Ios­sif Ven­tu­ra dénonce et craint les dérives d’Internet, mais il s’en sert, non par para­doxe, finale­ment, mais par prag­ma­tisme, parce qu’il est illu­soire de se détourn­er des moyens de com­mu­ni­ca­tion actuels et qu’il est plus con­struc­tif d’agir de l’intérieur. S’il n’évite pas le grand vent d’une expéri­men­ta­tion qui n’est pas assurée de sa ligne de nav­i­ga­tion, il définit néan­moins en dernier lieu la poésie à la manière d’Ulysse, comme « une petite baie où ancr­er son bateau pour se reposer ».

Lais­sons-lui directe­ment la parole, pour faire son por­trait de poète :

« J’écris pour moi, vous savez… Il y a quelque chose qui pleure en vous et vous voulez le met­tre sur le papi­er. Je n’écris pas pour l’Honneur de ceux qui sont par­tis. Le poète est un menteur, il s’approprie de tout. Il veut faire sa psy­cholo­gie interne. La langue que je par­le, c’est ma larme. C’est très égoïste, mais directe­ment lié avec ceux qui sont per­dus. Je me sens en con­nex­ion méta­physique avec eux. Bien que vous me voyiez souri­ant, je suis très triste, très mélan­col­ique. Il y a la ques­tion de l’Autre ».

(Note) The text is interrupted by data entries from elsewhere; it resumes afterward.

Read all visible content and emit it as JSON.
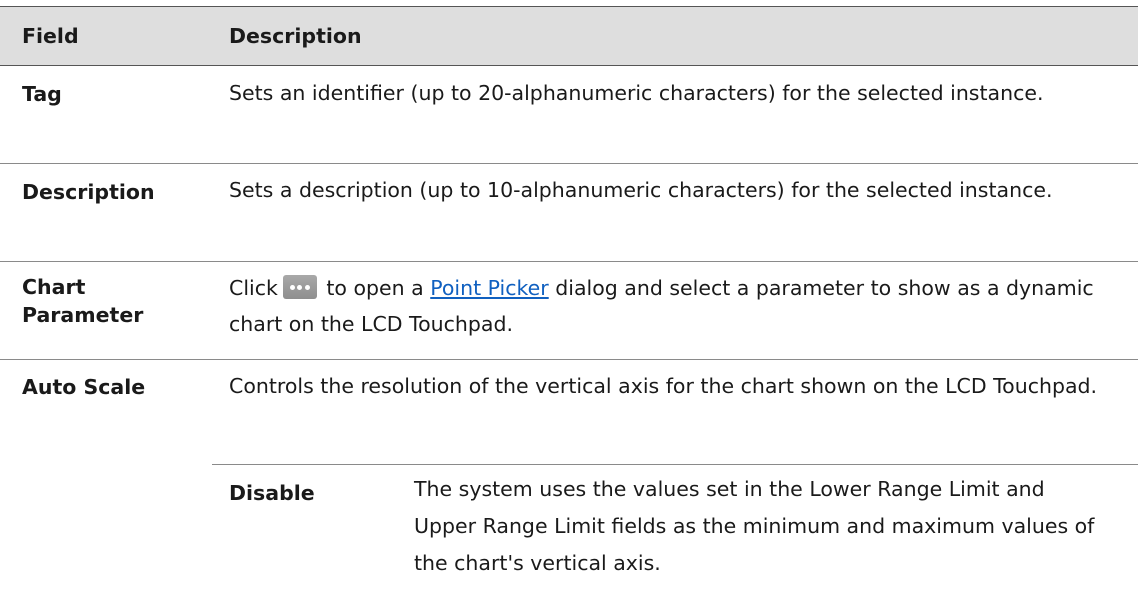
{
  "header": {
    "field": "Field",
    "description": "Description"
  },
  "rows": [
    {
      "field": "Tag",
      "description": "Sets an identifier (up to 20-alphanumeric characters) for the selected instance."
    },
    {
      "field": "Description",
      "description": "Sets a description (up to 10-alphanumeric characters) for the selected instance."
    },
    {
      "field_line1": "Chart",
      "field_line2": "Parameter",
      "desc_before": "Click",
      "button_icon": "ellipsis-button-icon",
      "desc_mid": " to open a ",
      "link_text": "Point Picker",
      "desc_after": " dialog and select a parameter to show as a dynamic chart on the LCD Touchpad."
    },
    {
      "field": "Auto Scale",
      "description": "Controls the resolution of the vertical axis for the chart shown on the LCD Touchpad.",
      "options": [
        {
          "name": "Disable",
          "description": "The system uses the values set in the Lower Range Limit and Upper Range Limit fields as the minimum and maximum values of the chart's vertical axis."
        }
      ]
    }
  ],
  "colors": {
    "header_bg": "#dedede",
    "link": "#1060c0",
    "button_bg": "#999999"
  }
}
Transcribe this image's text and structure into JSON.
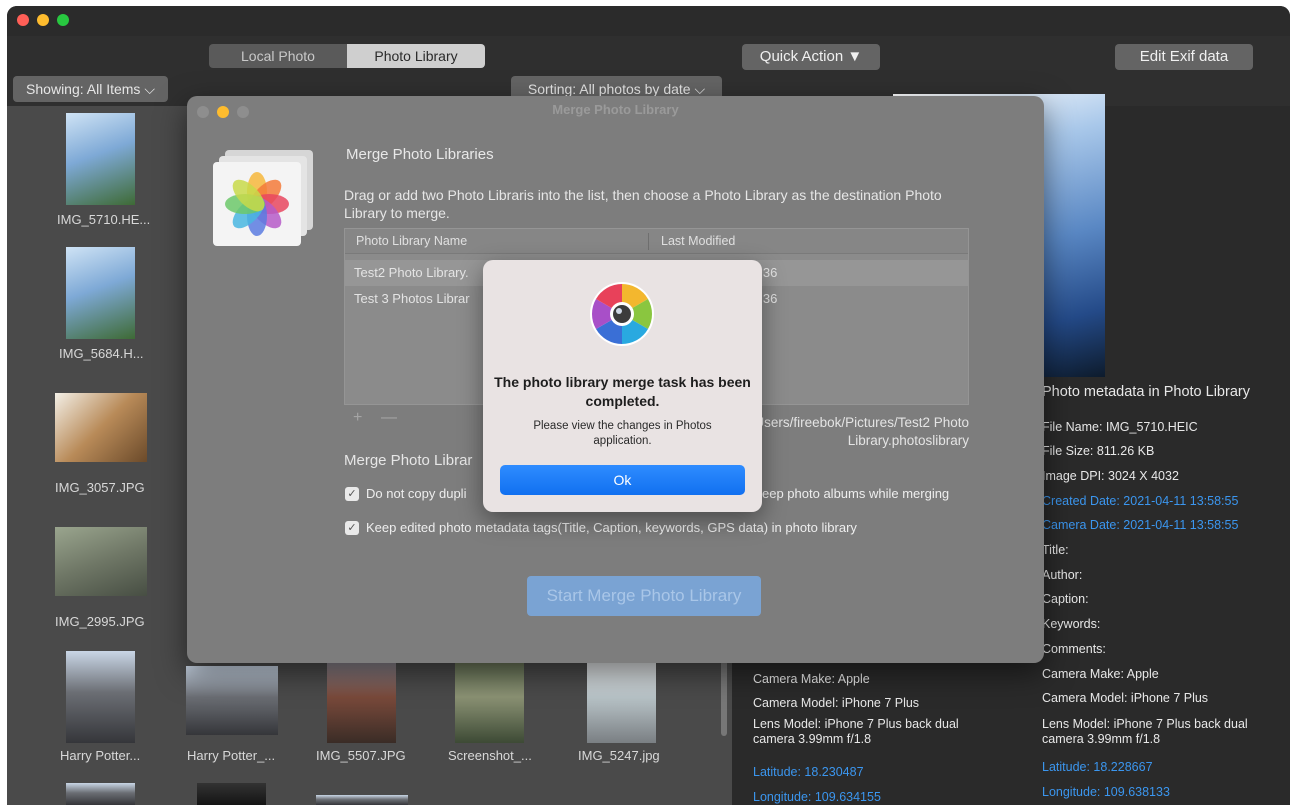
{
  "toolbar": {
    "segments": [
      "Local Photo",
      "Photo Library"
    ],
    "quick_action": "Quick Action ▼",
    "edit_exif": "Edit Exif data",
    "showing": "Showing: All Items ⌵",
    "sorting": "Sorting: All photos by date ⌵"
  },
  "thumbs": {
    "t1": "IMG_5710.HE...",
    "t2": "IMG_5684.H...",
    "t3": "IMG_3057.JPG",
    "t4": "IMG_2995.JPG",
    "row_bottom": [
      "Harry Potter...",
      "Harry Potter_...",
      "IMG_5507.JPG",
      "Screenshot_...",
      "IMG_5247.jpg"
    ]
  },
  "metadata": {
    "heading": "Photo metadata in Photo Library",
    "file_name": "File Name: IMG_5710.HEIC",
    "file_size": "File Size: 811.26 KB",
    "image_dpi": "Image DPI: 3024 X 4032",
    "created_date": "Created Date: 2021-04-11 13:58:55",
    "camera_date": "Camera Date: 2021-04-11 13:58:55",
    "title": "Title:",
    "author": "Author:",
    "caption": "Caption:",
    "keywords": "Keywords:",
    "comments": "Comments:",
    "camera_make": "Camera Make: Apple",
    "camera_model": "Camera Model: iPhone 7 Plus",
    "lens_model": "Lens Model: iPhone 7 Plus back dual camera 3.99mm f/1.8",
    "latitude": "Latitude: 18.228667",
    "longitude": "Longitude: 109.638133"
  },
  "metadata_local": {
    "camera_make": "Camera Make: Apple",
    "camera_model": "Camera Model: iPhone 7 Plus",
    "lens_model": "Lens Model: iPhone 7 Plus back dual camera 3.99mm f/1.8",
    "latitude": "Latitude: 18.230487",
    "longitude": "Longitude: 109.634155"
  },
  "merge": {
    "window_title": "Merge Photo Library",
    "heading": "Merge Photo Libraries",
    "description": "Drag or add two Photo Libraris into the list, then choose a Photo Library as the destination Photo Library to merge.",
    "col_name": "Photo Library Name",
    "col_modified": "Last Modified",
    "rows": [
      {
        "name": "Test2 Photo Library.",
        "modified": "4:36"
      },
      {
        "name": "Test 3 Photos Librar",
        "modified": "4:36"
      }
    ],
    "plus": "+",
    "minus": "—",
    "path": "Users/fireebok/Pictures/Test2 Photo Library.photoslibrary",
    "options_heading": "Merge Photo Librar",
    "opt_duplicates": "Do not copy dupli",
    "opt_albums": "eep photo albums while merging",
    "opt_metadata": "Keep edited photo metadata tags(Title, Caption, keywords, GPS data) in photo library",
    "check": "✓",
    "start_button": "Start Merge Photo Library"
  },
  "alert": {
    "title": "The photo library merge task has been completed.",
    "message": "Please view the changes in Photos application.",
    "ok": "Ok"
  }
}
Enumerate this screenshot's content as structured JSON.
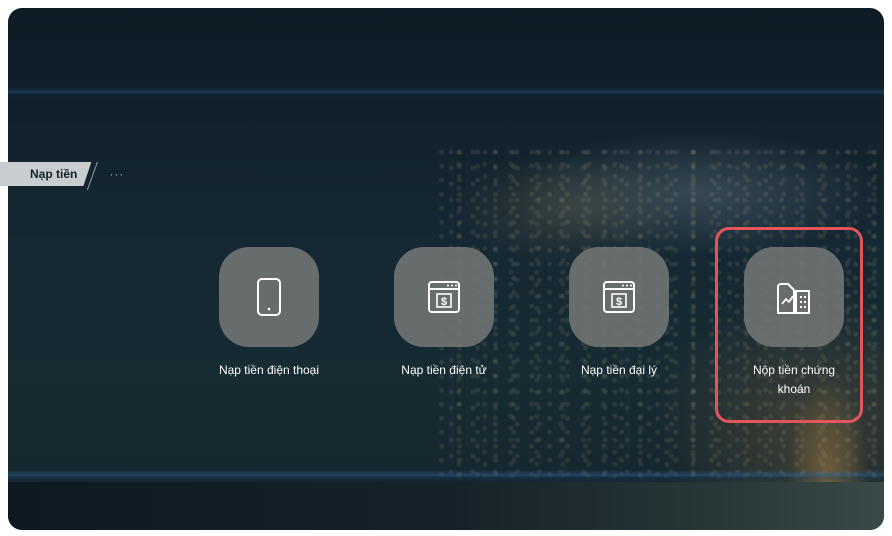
{
  "breadcrumb": {
    "current": "Nạp tiền",
    "more": "···"
  },
  "tiles": [
    {
      "label": "Nạp tiền điện thoại",
      "icon": "phone-icon"
    },
    {
      "label": "Nạp tiền điện tử",
      "icon": "dollar-window-icon"
    },
    {
      "label": "Nạp tiền đại lý",
      "icon": "dollar-window-icon"
    },
    {
      "label": "Nộp tiền chứng khoán",
      "icon": "stock-building-icon"
    }
  ],
  "colors": {
    "highlight": "#e2555a",
    "tile_bg": "#737674",
    "background": "#152833"
  }
}
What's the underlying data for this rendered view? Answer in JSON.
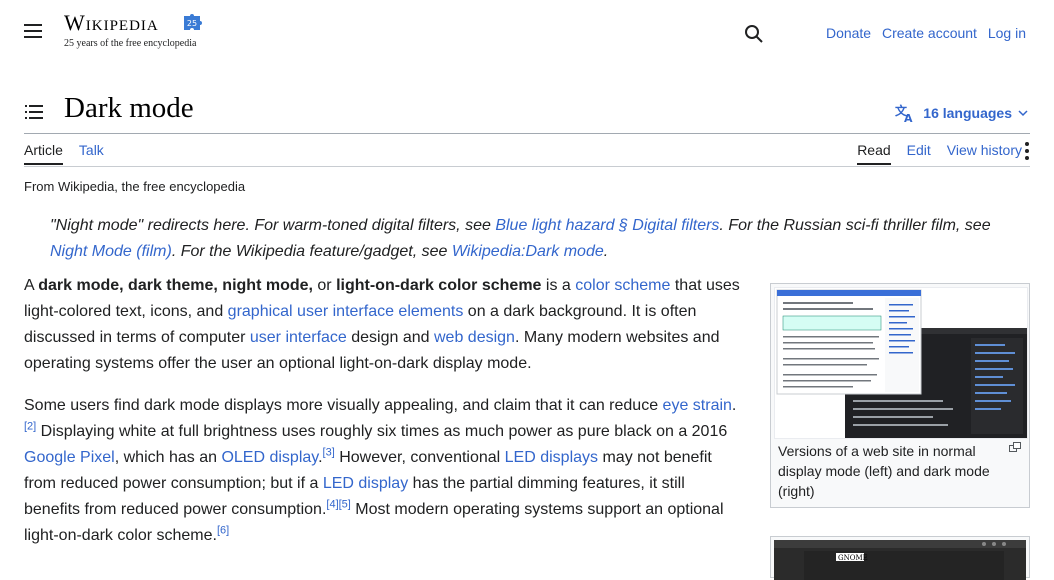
{
  "header": {
    "logo_word": "Wikipedia",
    "logo_tagline": "25 years of the free encyclopedia",
    "user_links": [
      "Donate",
      "Create account",
      "Log in"
    ]
  },
  "title": {
    "text": "Dark mode",
    "languages": "16 languages"
  },
  "tabs": {
    "left": [
      "Article",
      "Talk"
    ],
    "right": [
      "Read",
      "Edit",
      "View history"
    ]
  },
  "tagline": "From Wikipedia, the free encyclopedia",
  "hatnote": {
    "p1": "\"Night mode\" redirects here. For warm-toned digital filters, see ",
    "l1": "Blue light hazard § Digital filters",
    "p2": ". For the Russian sci-fi thriller film, see ",
    "l2": "Night Mode (film)",
    "p3": ". For the Wikipedia feature/gadget, see ",
    "l3": "Wikipedia:Dark mode",
    "p4": "."
  },
  "para1": {
    "t1": "A ",
    "b1": "dark mode, dark theme, night mode,",
    "t2": " or ",
    "b2": "light-on-dark color scheme",
    "t3": " is a ",
    "l1": "color scheme",
    "t4": " that uses light-colored text, icons, and ",
    "l2": "graphical user interface elements",
    "t5": " on a dark background. It is often discussed in terms of computer ",
    "l3": "user interface",
    "t6": " design and ",
    "l4": "web design",
    "t7": ". Many modern websites and operating systems offer the user an optional light-on-dark display mode."
  },
  "para2": {
    "t1": "Some users find dark mode displays more visually appealing, and claim that it can reduce ",
    "l1": "eye strain",
    "s1": "[2]",
    "t2": " Displaying white at full brightness uses roughly six times as much power as pure black on a 2016 ",
    "l2": "Google Pixel",
    "t3": ", which has an ",
    "l3": "OLED display",
    "s2": "[3]",
    "t4": " However, conventional ",
    "l4": "LED displays",
    "t5": " may not benefit from reduced power consumption; but if a ",
    "l5": "LED display",
    "t6": " has the partial dimming features, it still benefits from reduced power consumption.",
    "s3": "[4]",
    "s4": "[5]",
    "t7": " Most modern operating systems support an optional light-on-dark color scheme.",
    "s5": "[6]"
  },
  "figure": {
    "caption": "Versions of a web site in normal display mode (left) and dark mode (right)"
  },
  "figure2": {
    "label": "GNOME"
  }
}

Il y a les poètes, et leur his­toire. L’œuvre, finale­ment, a sa lib­erté, prend ses lib­ertés par rap­port à eux. Car la poésie de Ios­sif Ven­tu­ra est tout sauf lar­moy­ante. En bon poly­tech­ni­cien, il sait en effet résoudre arith­mé­tique­ment et artis­te­ment les équa­tions de l’humain, dig­i­tale­ment, avec ses doigts, sur le bout des doigts. Ses textes atteignent l’universel du voy­age soli­taire dans lequel s’engage chaque indi­vidu, lorsqu’ils évo­quent « une valise fer­mée / pleine de silences » que la poésie sait com­mu­ni­quer, ren­dre élo­quents et partagés. «L’arithmétique d’un sou­venir » est un poème très inven­tif et sa pen­sée telle­ment clas­sique, comme une tragédie grecque et sa révolte con­tre l’indifférence des hommes.